Peruschtitsa’s Danovo School was built by local craftsmen in 1850 for the education of their children. Initially called St. Cyril and Methodius, it has come to be known after the school’s first teacher, Hristo Danov. The building itself has had an interesting history; during the Russian Turkish War 1876/77 it was used as a hospital for typhus and dysentery, in 1885 it was used as a military garrison. In 1969 the town’s art gallery was established, with collections of Bulgarian art from the 13th to 20th century.

Neolithic Dwellings Museum, Stara Zagora

During the construction of the hospital in 1969 the remains of some of the earliest inhabitants of Stara Zagora were found. The Neolithic houses are dated to the 6th millennium BC, hence the reason why Stara Zagora is said to be one of the oldest cities in Europe. The museum was built over the remains of two dwellings, to preserve these in situ.

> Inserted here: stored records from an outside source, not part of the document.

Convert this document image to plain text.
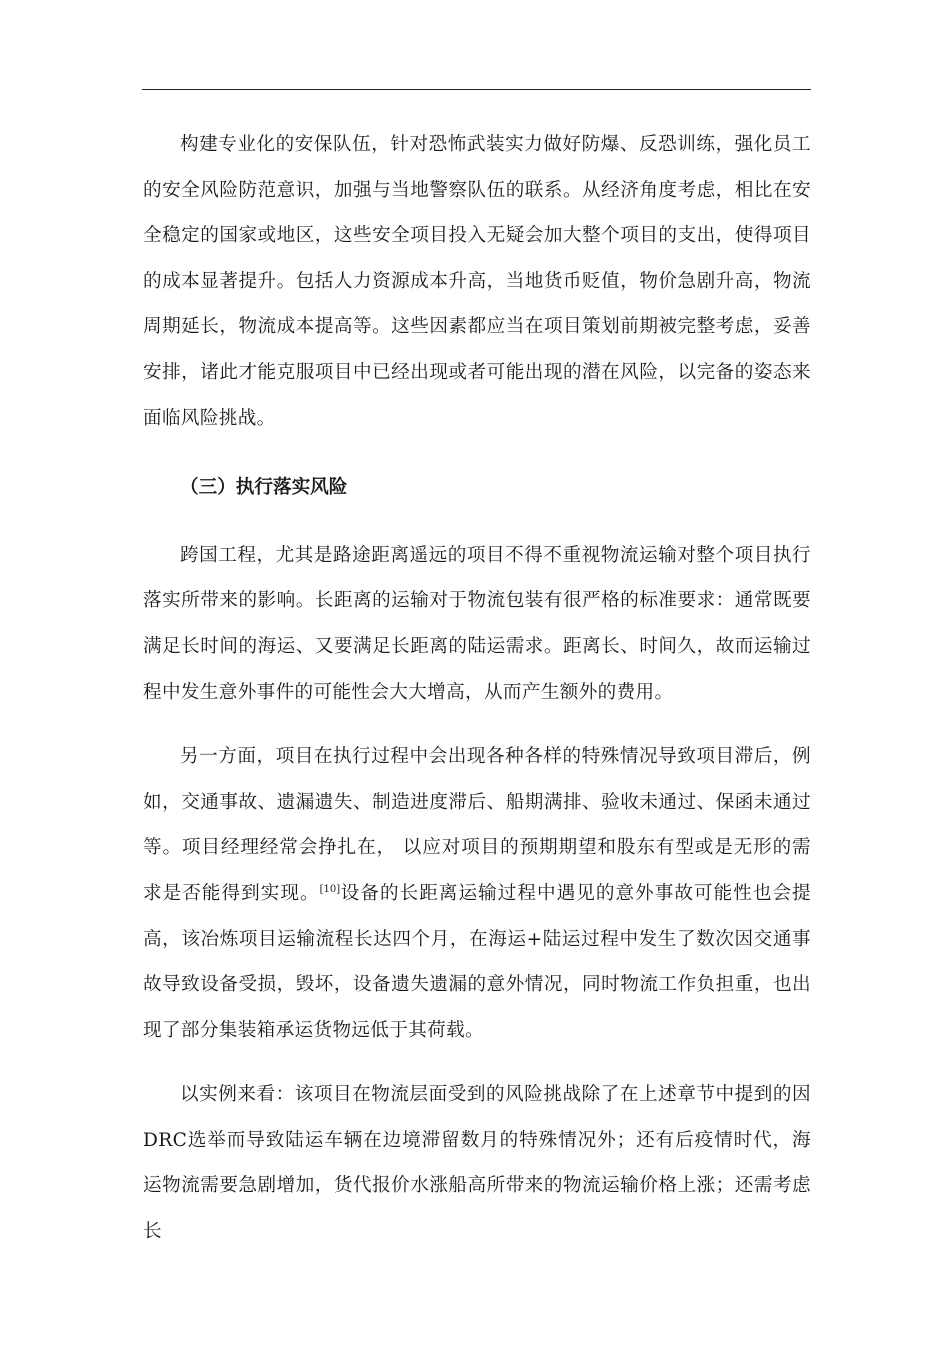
构建专业化的安保队伍，针对恐怖武装实力做好防爆、反恐训练，强化员工的安全风险防范意识，加强与当地警察队伍的联系。从经济角度考虑，相比在安全稳定的国家或地区，这些安全项目投入无疑会加大整个项目的支出，使得项目的成本显著提升。包括人力资源成本升高，当地货币贬值，物价急剧升高，物流周期延长，物流成本提高等。这些因素都应当在项目策划前期被完整考虑，妥善安排，诸此才能克服项目中已经出现或者可能出现的潜在风险，以完备的姿态来面临风险挑战。

（三）执行落实风险

跨国工程，尤其是路途距离遥远的项目不得不重视物流运输对整个项目执行落实所带来的影响。长距离的运输对于物流包装有很严格的标准要求：通常既要满足长时间的海运、又要满足长距离的陆运需求。距离长、时间久，故而运输过程中发生意外事件的可能性会大大增高，从而产生额外的费用。

另一方面，项目在执行过程中会出现各种各样的特殊情况导致项目滞后，例如，交通事故、遗漏遗失、制造进度滞后、船期满排、验收未通过、保函未通过等。项目经理经常会挣扎在， 以应对项目的预期期望和股东有型或是无形的需求是否能得到实现。[10]设备的长距离运输过程中遇见的意外事故可能性也会提高，该冶炼项目运输流程长达四个月，在海运+陆运过程中发生了数次因交通事故导致设备受损，毁坏，设备遗失遗漏的意外情况，同时物流工作负担重，也出现了部分集装箱承运货物远低于其荷载。

以实例来看：该项目在物流层面受到的风险挑战除了在上述章节中提到的因DRC选举而导致陆运车辆在边境滞留数月的特殊情况外；还有后疫情时代，海运物流需要急剧增加，货代报价水涨船高所带来的物流运输价格上涨；还需考虑长
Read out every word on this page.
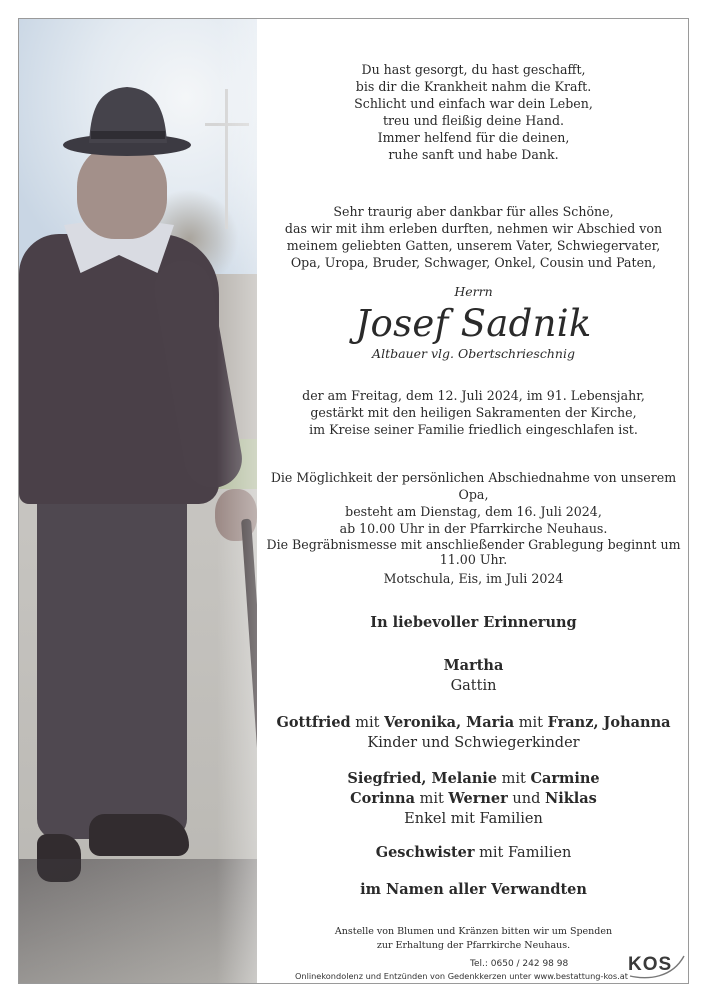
Du hast gesorgt, du hast geschafft,
bis dir die Krankheit nahm die Kraft.
Schlicht und einfach war dein Leben,
treu und fleißig deine Hand.
Immer helfend für die deinen,
ruhe sanft und habe Dank.
Sehr traurig aber dankbar für alles Schöne,
das wir mit ihm erleben durften, nehmen wir Abschied von
meinem geliebten Gatten, unserem Vater, Schwiegervater,
Opa, Uropa, Bruder, Schwager, Onkel, Cousin und Paten,
Herrn
Josef Sadnik
Altbauer vlg. Obertschrieschnig
der am Freitag, dem 12. Juli 2024, im 91. Lebensjahr,
gestärkt mit den heiligen Sakramenten der Kirche,
im Kreise seiner Familie friedlich eingeschlafen ist.
Die Möglichkeit der persönlichen Abschiednahme von unserem Opa,
besteht am Dienstag, dem 16. Juli 2024,
ab 10.00 Uhr in der Pfarrkirche Neuhaus.
Die Begräbnismesse mit anschließender Grablegung beginnt um 11.00 Uhr.
Motschula, Eis, im Juli 2024
In liebevoller Erinnerung
Martha
Gattin
Gottfried mit Veronika, Maria mit Franz, Johanna
Kinder und Schwiegerkinder
Siegfried, Melanie mit Carmine
Corinna mit Werner und Niklas
Enkel mit Familien
Geschwister mit Familien
im Namen aller Verwandten
Anstelle von Blumen und Kränzen bitten wir um Spenden
zur Erhaltung der Pfarrkirche Neuhaus.
Tel.: 0650 / 242 98 98
Onlinekondolenz und Entzünden von Gedenkkerzen unter www.bestattung-kos.at
KOS
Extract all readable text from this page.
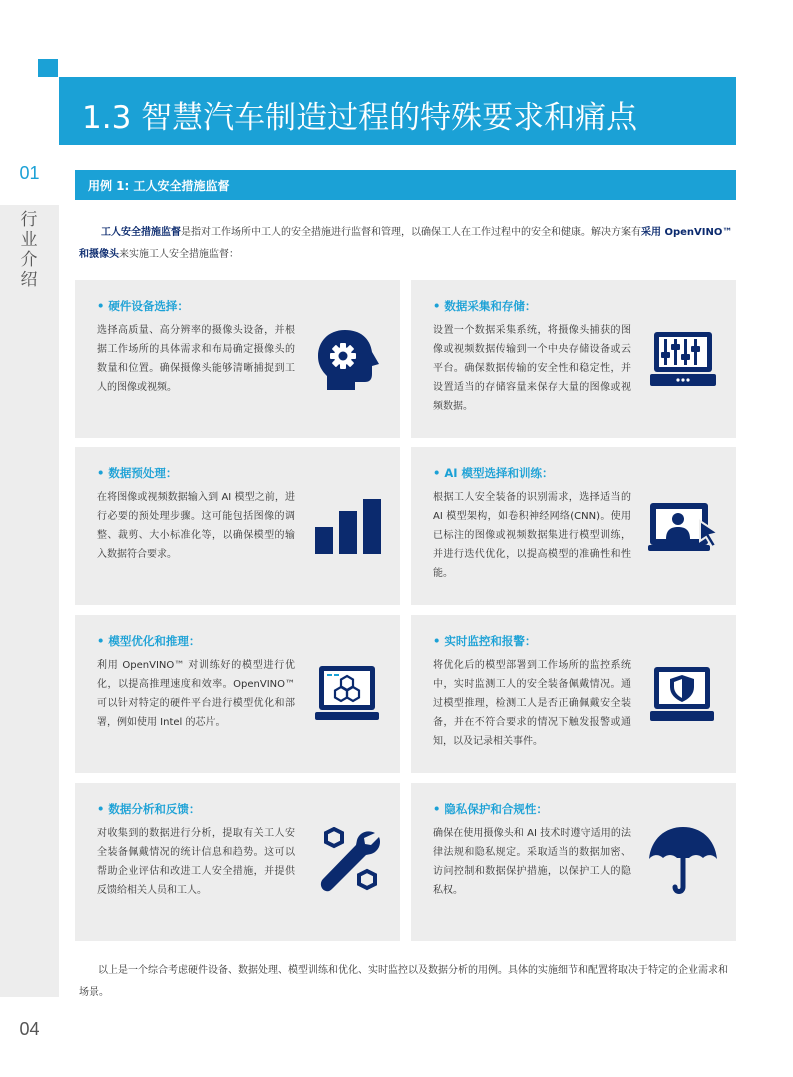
01
行
业
介
绍
04
1.3 智慧汽车制造过程的特殊要求和痛点
用例 1: 工人安全措施监督

工人安全措施监督是指对工作场所中工人的安全措施进行监督和管理，以确保工人在工作过程中的安全和健康。解决方案有采用 OpenVINO™和摄像头来实施工人安全措施监督：

• 硬件设备选择：
选择高质量、高分辨率的摄像头设备，并根据工作场所的具体需求和布局确定摄像头的数量和位置。确保摄像头能够清晰捕捉到工人的图像或视频。
• 数据采集和存储：
设置一个数据采集系统，将摄像头捕获的图像或视频数据传输到一个中央存储设备或云平台。确保数据传输的安全性和稳定性，并设置适当的存储容量来保存大量的图像或视频数据。
• 数据预处理：
在将图像或视频数据输入到 AI 模型之前，进行必要的预处理步骤。这可能包括图像的调整、裁剪、大小标准化等，以确保模型的输入数据符合要求。
• AI 模型选择和训练：
根据工人安全装备的识别需求，选择适当的 AI 模型架构，如卷积神经网络(CNN)。使用已标注的图像或视频数据集进行模型训练，并进行迭代优化，以提高模型的准确性和性能。
• 模型优化和推理：
利用 OpenVINO™ 对训练好的模型进行优化，以提高推理速度和效率。OpenVINO™可以针对特定的硬件平台进行模型优化和部署，例如使用 Intel 的芯片。
• 实时监控和报警：
将优化后的模型部署到工作场所的监控系统中，实时监测工人的安全装备佩戴情况。通过模型推理，检测工人是否正确佩戴安全装备，并在不符合要求的情况下触发报警或通知，以及记录相关事件。
• 数据分析和反馈：
对收集到的数据进行分析，提取有关工人安全装备佩戴情况的统计信息和趋势。这可以帮助企业评估和改进工人安全措施，并提供反馈给相关人员和工人。
• 隐私保护和合规性：
确保在使用摄像头和 AI 技术时遵守适用的法律法规和隐私规定。采取适当的数据加密、访问控制和数据保护措施，以保护工人的隐私权。

以上是一个综合考虑硬件设备、数据处理、模型训练和优化、实时监控以及数据分析的用例。具体的实施细节和配置将取决于特定的企业需求和场景。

Beautifully displayed in glass cases are the some of the spectacular artefacts found by archaeologists.

Regional Museum of History, Stara Zagora

Located in the centre of town, this regional history museum showcases only a fraction of the finest artefacts that illustrate the historical development of Stara Zagora from the early Neolithic to the Resurrection of the city in 1879 having been burned during the Russian -Turkish war. During the construction of the existing building (opened in 2009), the remains of the the main street, cardo maximus, were found, complete with columns, statues and stone reliefs; restored and presented in situ.